Production question Does the method scale to production? Does the library integrate with production pipelines?
Red flag patterns Unfair baselines, leakage, cherry-picking Poor API design, missing edge cases, unmaintained

The DoWhy paper's most significant contribution is not a novel algorithm — it is a process design. By making the four-step workflow (model, identify, estimate, refute) the mandatory structure of a causal analysis, the library prevents the most common practitioner error: jumping directly from data to causal claims without articulating assumptions or testing robustness. This is a contribution to the practice of causal inference, not to the theory, and it should be evaluated accordingly.
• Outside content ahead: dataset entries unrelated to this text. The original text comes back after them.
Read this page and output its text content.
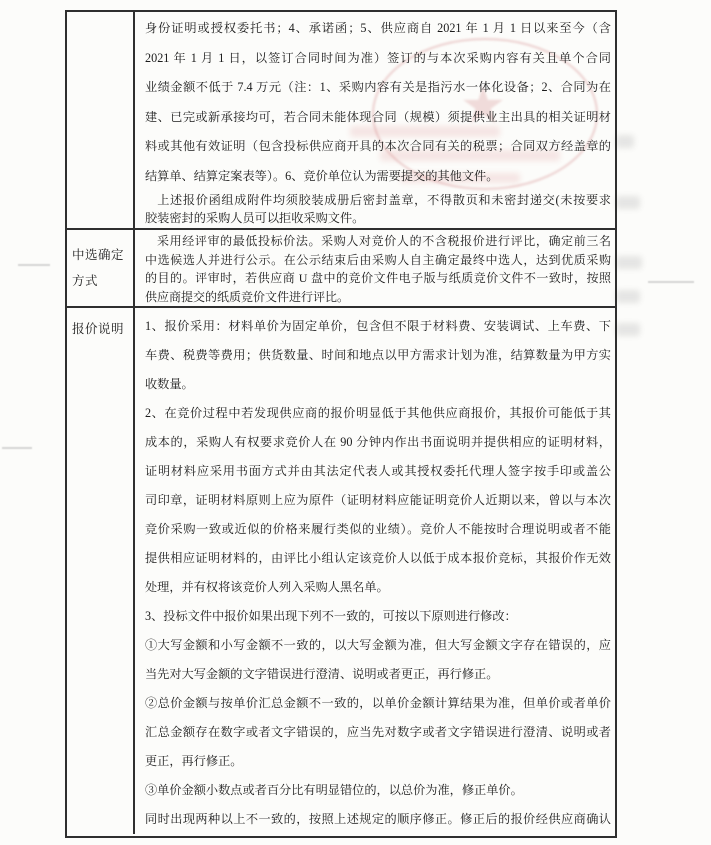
★
身份证明或授权委托书；4、承诺函；5、供应商自 2021 年 1 月 1 日以来至今（含
2021 年 1 月 1 日，以签订合同时间为准）签订的与本次采购内容有关且单个合同
业绩金额不低于 7.4 万元（注：1、采购内容有关是指污水一体化设备；2、合同为在
建、已完或新承接均可，若合同未能体现合同（规模）须提供业主出具的相关证明材
料或其他有效证明（包含投标供应商开具的本次合同有关的税票；合同双方经盖章的
结算单、结算定案表等）。6、竞价单位认为需要提交的其他文件。
上述报价函组成附件均须胶装成册后密封盖章，不得散页和未密封递交(未按要求
胶装密封的采购人员可以拒收采购文件。
中选确定方式
采用经评审的最低投标价法。采购人对竞价人的不含税报价进行评比，确定前三名
中选候选人并进行公示。在公示结束后由采购人自主确定最终中选人，达到优质采购
的目的。评审时，若供应商 U 盘中的竞价文件电子版与纸质竞价文件不一致时，按照
供应商提交的纸质竞价文件进行评比。
报价说明	1、报价采用：材料单价为固定单价，包含但不限于材料费、安装调试、上车费、下
车费、税费等费用；供货数量、时间和地点以甲方需求计划为准，结算数量为甲方实
收数量。
2、在竞价过程中若发现供应商的报价明显低于其他供应商报价，其报价可能低于其
成本的，采购人有权要求竞价人在 90 分钟内作出书面说明并提供相应的证明材料，
证明材料应采用书面方式并由其法定代表人或其授权委托代理人签字按手印或盖公
司印章，证明材料原则上应为原件（证明材料应能证明竞价人近期以来，曾以与本次
竞价采购一致或近似的价格来履行类似的业绩）。竞价人不能按时合理说明或者不能
提供相应证明材料的，由评比小组认定该竞价人以低于成本报价竞标，其报价作无效
处理，并有权将该竞价人列入采购人黑名单。
3、投标文件中报价如果出现下列不一致的，可按以下原则进行修改：
①大写金额和小写金额不一致的，以大写金额为准，但大写金额文字存在错误的，应
当先对大写金额的文字错误进行澄清、说明或者更正，再行修正。
②总价金额与按单价汇总金额不一致的，以单价金额计算结果为准，但单价或者单价
汇总金额存在数字或者文字错误的，应当先对数字或者文字错误进行澄清、说明或者
更正，再行修正。
③单价金额小数点或者百分比有明显错位的，以总价为准，修正单价。
同时出现两种以上不一致的，按照上述规定的顺序修正。修正后的报价经供应商确认
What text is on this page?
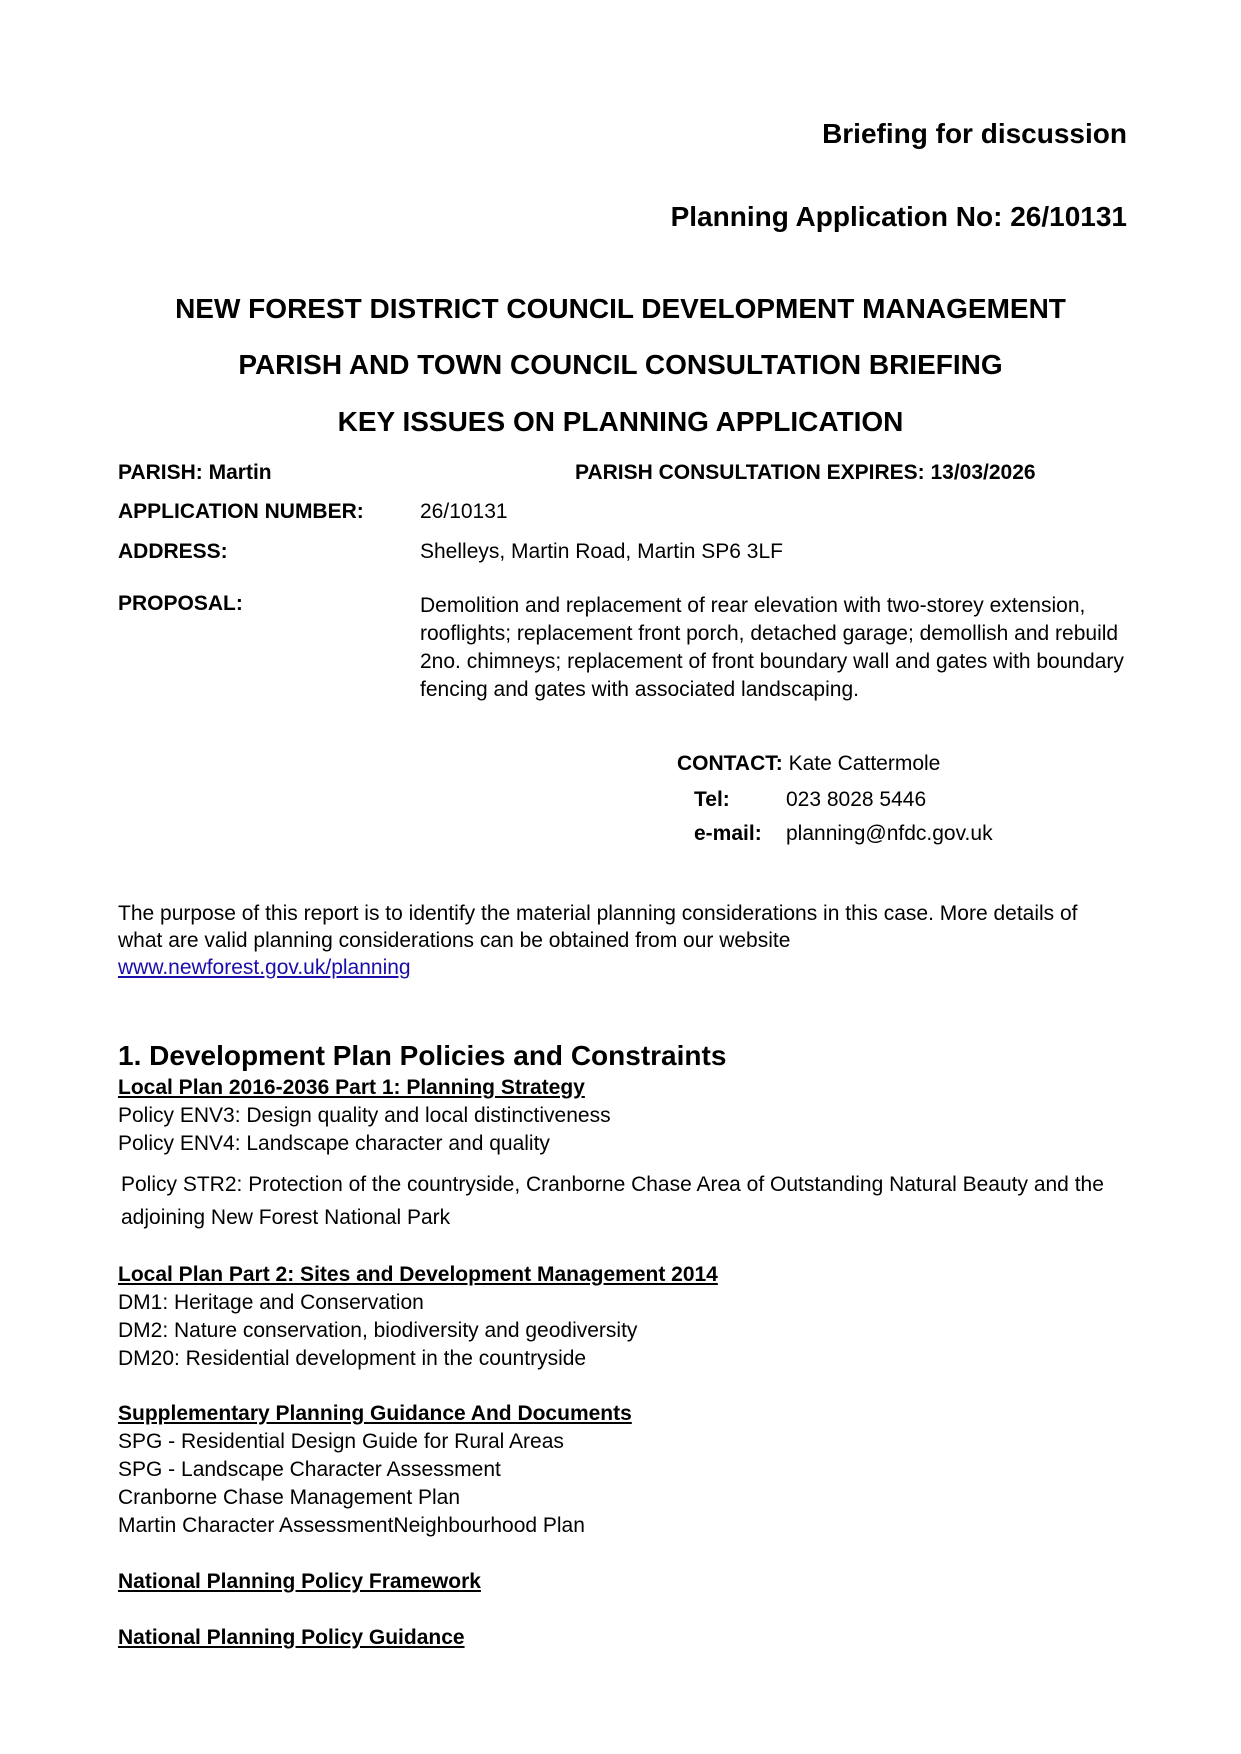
Briefing for discussion
Planning Application No: 26/10131
NEW FOREST DISTRICT COUNCIL DEVELOPMENT MANAGEMENT
PARISH AND TOWN COUNCIL CONSULTATION BRIEFING
KEY ISSUES ON PLANNING APPLICATION
PARISH: Martin	PARISH CONSULTATION EXPIRES: 13/03/2026
APPLICATION NUMBER:	26/10131
ADDRESS:	Shelleys, Martin Road, Martin SP6 3LF
PROPOSAL:	Demolition and replacement of rear elevation with two-storey extension, rooflights; replacement front porch, detached garage; demollish and rebuild 2no. chimneys; replacement of front boundary wall and gates with boundary fencing and gates with associated landscaping.
CONTACT: Kate Cattermole
Tel:	023 8028 5446
e-mail: planning@nfdc.gov.uk
The purpose of this report is to identify the material planning considerations in this case. More details of what are valid planning considerations can be obtained from our website
www.newforest.gov.uk/planning
1. Development Plan Policies and Constraints
Local Plan 2016-2036 Part 1: Planning Strategy
Policy ENV3: Design quality and local distinctiveness
Policy ENV4: Landscape character and quality
Policy STR2: Protection of the countryside, Cranborne Chase Area of Outstanding Natural Beauty and the adjoining New Forest National Park
Local Plan Part 2: Sites and Development Management 2014
DM1: Heritage and Conservation
DM2: Nature conservation, biodiversity and geodiversity
DM20: Residential development in the countryside
Supplementary Planning Guidance And Documents
SPG - Residential Design Guide for Rural Areas
SPG - Landscape Character Assessment
Cranborne Chase Management Plan
Martin Character AssessmentNeighbourhood Plan
National Planning Policy Framework
National Planning Policy Guidance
For the MediCore anchor example, DoWhy directly operationalizes the causal estimation pipeline from Chapters 16-19: the causal DAG from Chapter 17 becomes the graph input, the IPW and doubly robust estimators from Chapter 18 become the estimation step, and the sensitivity analysis from Chapter 17 becomes an automated refutation test. The library does not change what you do — it changes how rigorously and reproducibly you do it.

For the StreamRec causal evaluation (Chapter 15), DoWhy is useful for the observational analysis but does not replace the A/B testing infrastructure from Chapter 33. The correct production workflow is: use DoWhy for offline causal estimation (with appropriate caveats about unmeasured confounders), then validate with a randomized experiment. The library strengthens the offline analysis; it does not substitute for experimental evidence.

The paper passes the three-pass evaluation with no red flags for its genre. The decision is to adopt — not because it introduces a new method, but because it enforces a disciplined workflow that reduces the risk of unjustified causal claims.